« Penser, c’est réapprendre à voir », disait Camus. Mais comment renouveler le regard que nous portons sur le monde qui nous entoure ? La lecture est une source de découvertes intemporelles qui ouvrent les yeux sur de vastes horizons de réflexion. Il est ainsi des livres qui offrent une perspective éclairante et qui permettent de réfléchir aux évènements que nous traversons. C’est le cas de l’ouvrage de John Dewey, psychologue et philosophe américain de la fin du 19ème siècle, intitulé Le public et ses problèmes, paru en 1925.
Lors de la Matinale organisée au mois de novembre, notre invitée Joëlle Zask, philosophe et maître de conférences à l’université d’Aix Marseille, avait déjà évoqué cette grande figure intellectuelle américaine, dont elle avait la première à traduire les écrits en France.

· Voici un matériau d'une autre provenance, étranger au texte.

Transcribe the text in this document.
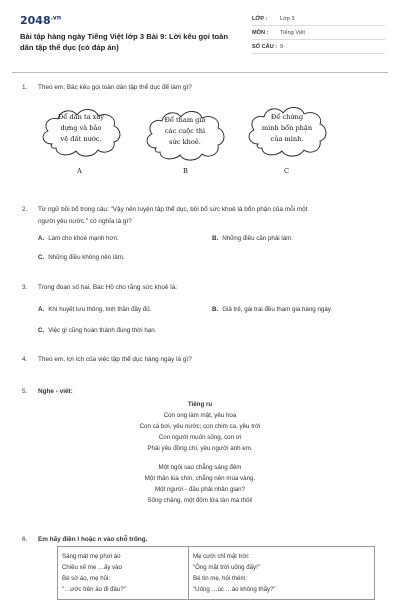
$2048^{.vn}$
Bài tập hàng ngày Tiếng Việt lớp 3 Bài 9: Lời kêu gọi toàn dân tập thể dục (có đáp án)
LỚP :	Lớp 3
MÔN :	Tiếng Việt
SỐ CÂU : 9
1. Theo em, Bác kêu gọi toàn dân tập thể dục để làm gì?
Để dân ta xây
dựng và bảo
vệ đất nước.
A
Để tham gia
các cuộc thi
sức khoẻ.
B
Để chứng
minh bổn phận
của mình.
C
2. Từ ngữ bồi bổ trong câu: "Vậy nên luyện tập thể dục, bồi bổ sức khoẻ là bổn phận của mỗi một
người yêu nước." có nghĩa là gì?
A. Làm cho khoẻ mạnh hơn.	B. Những điều cần phải làm.
C. Những điều không nên làm.
3. Trong đoạn số hai, Bác Hồ cho rằng sức khoẻ là:
A. Khí huyết lưu thông, tinh thần đầy đủ.	B. Giả trẻ, gái trai đều tham gia hàng ngày.
C. Việc gì cũng hoàn thành đúng thời hạn.
4. Theo em, lợi ích của việc tập thể dục hàng ngày là gì?
5. Nghe - viết:
Tiếng ru
Con ong làm mật, yêu hoa
Con cá bơi, yêu nước; con chim ca, yêu trời
Con người muốn sống, con ơi
Phải yêu đồng chí, yêu người anh em.
Một ngôi sao chẳng sáng đêm
Một thân lúa chín, chẳng nên mùa vàng.
Một người - đâu phải nhân gian?
Sống chăng, một đốm lửa tàn mà thôi!
6. Em hãy điền l hoặc n vào chỗ trống.
Sáng mát mẹ phơi áo
Chiều xế mẹ …ấy vào
Bé sờ áo, mẹ hỏi:
"…ước trên áo đi đâu?"
Mẹ cười chỉ mặt trời:
"Ông mặt trời uống đấy!"
Bé tin mẹ, hỏi thêm:
"Uống …úc …ào không thấy?"
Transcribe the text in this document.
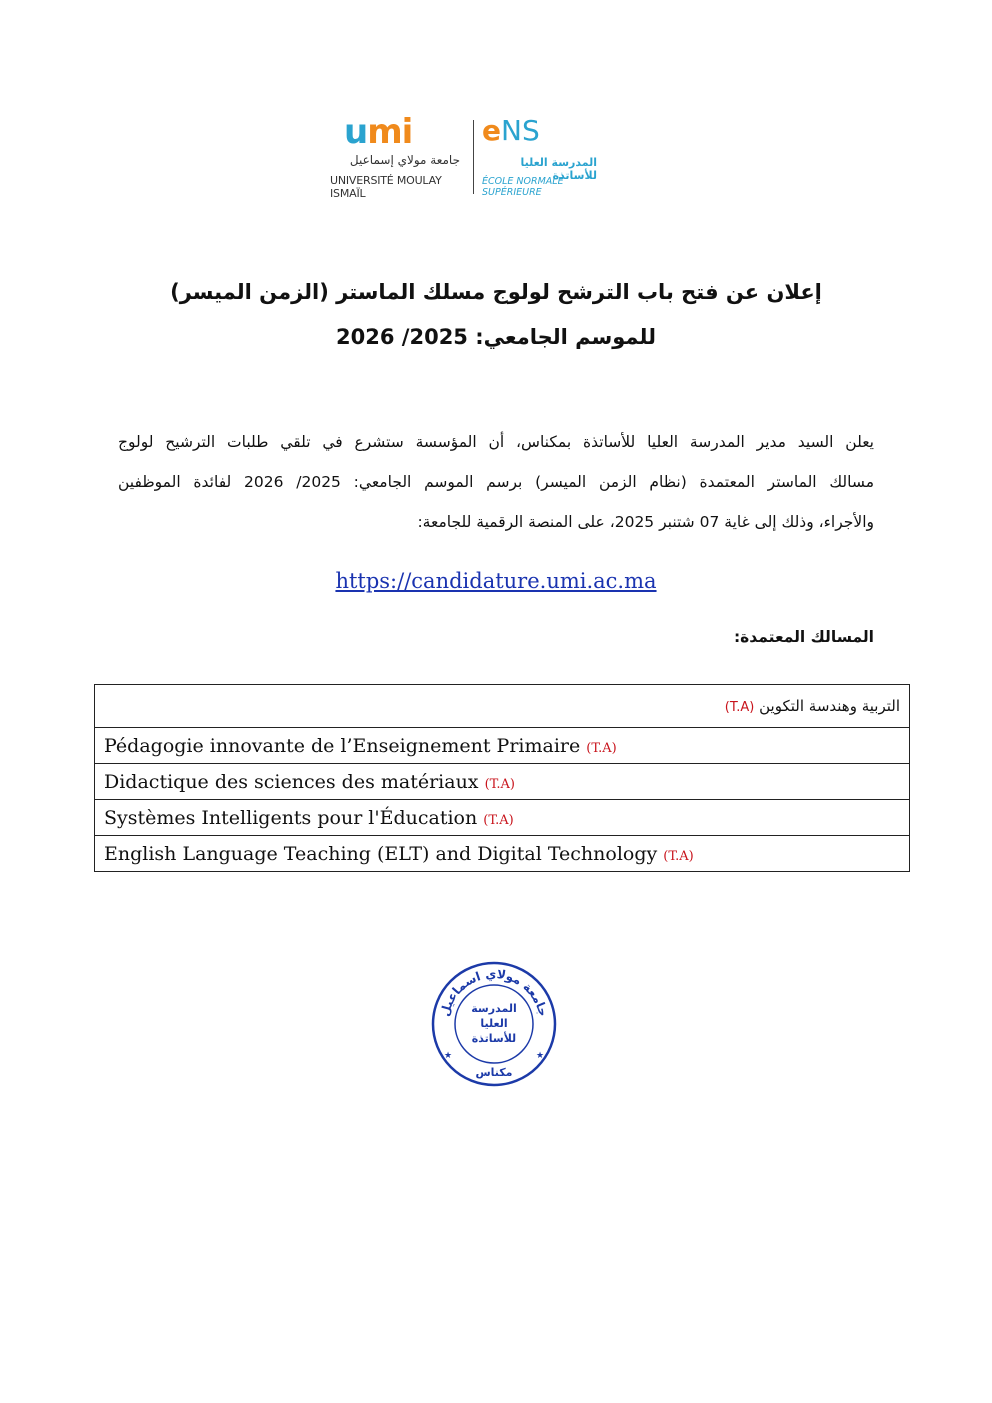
umi
جامعة مولاي إسماعيل
UNIVERSITÉ MOULAY ISMAÏL
eNS
المدرسة العليا للأساتذة
ÉCOLE NORMALE SUPÉRIEURE
إعلان عن فتح باب الترشح لولوج مسلك الماستر (الزمن الميسر)
للموسم الجامعي: 2025/ 2026
يعلن السيد مدير المدرسة العليا للأساتذة بمكناس، أن المؤسسة ستشرع في تلقي طلبات الترشيح لولوج
مسالك الماستر المعتمدة (نظام الزمن الميسر) برسم الموسم الجامعي: 2025/ 2026 لفائدة الموظفين
والأجراء، وذلك إلى غاية 07 شتنبر 2025، على المنصة الرقمية للجامعة:
https://candidature.umi.ac.ma
المسالك المعتمدة:
التربية وهندسة التكوين (T.A)
Pédagogie innovante de l’Enseignement Primaire (T.A)
Didactique des sciences des matériaux (T.A)
Systèmes Intelligents pour l'Éducation (T.A)
English Language Teaching (ELT) and Digital Technology (T.A)
جامعة مولاي اسماعيل
المدرسة
العليا
للأساتذة
مكناس
★	★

La réflexion menée ne date pas d’hier et pourrait paraître très largement dépassée. Et pourtant, elle semble d’une actualité flagrante, au regard de la crise majeure que subit aujourd’hui la politique, depuis la dissolution de l’Assemblée en juin 2024 jusqu’à la dernière démission du premier ministre au début du mois de septembre 2025.
En quoi cet ouvrage de Dewey peut-il nous permettre renouveler le regard que nous portons sur cette crise profonde ?
La politique comme expérimentation
Dès les premières pages, le point d’accroche est posé : « La formation des Etats doit être un processus expérimental […] l’expérimentation doit toujours être reprise ; l’Etat doit toujours être redécouvert ». En définissant la politique comme une expérience, Dewey insiste sur son caractère fondamentalement dynamique : loin de se réduire à la gestion des affaires courantes ou à un modèle à appliquer, c’est au contraire une activité en train de se faire, continuellement reprise.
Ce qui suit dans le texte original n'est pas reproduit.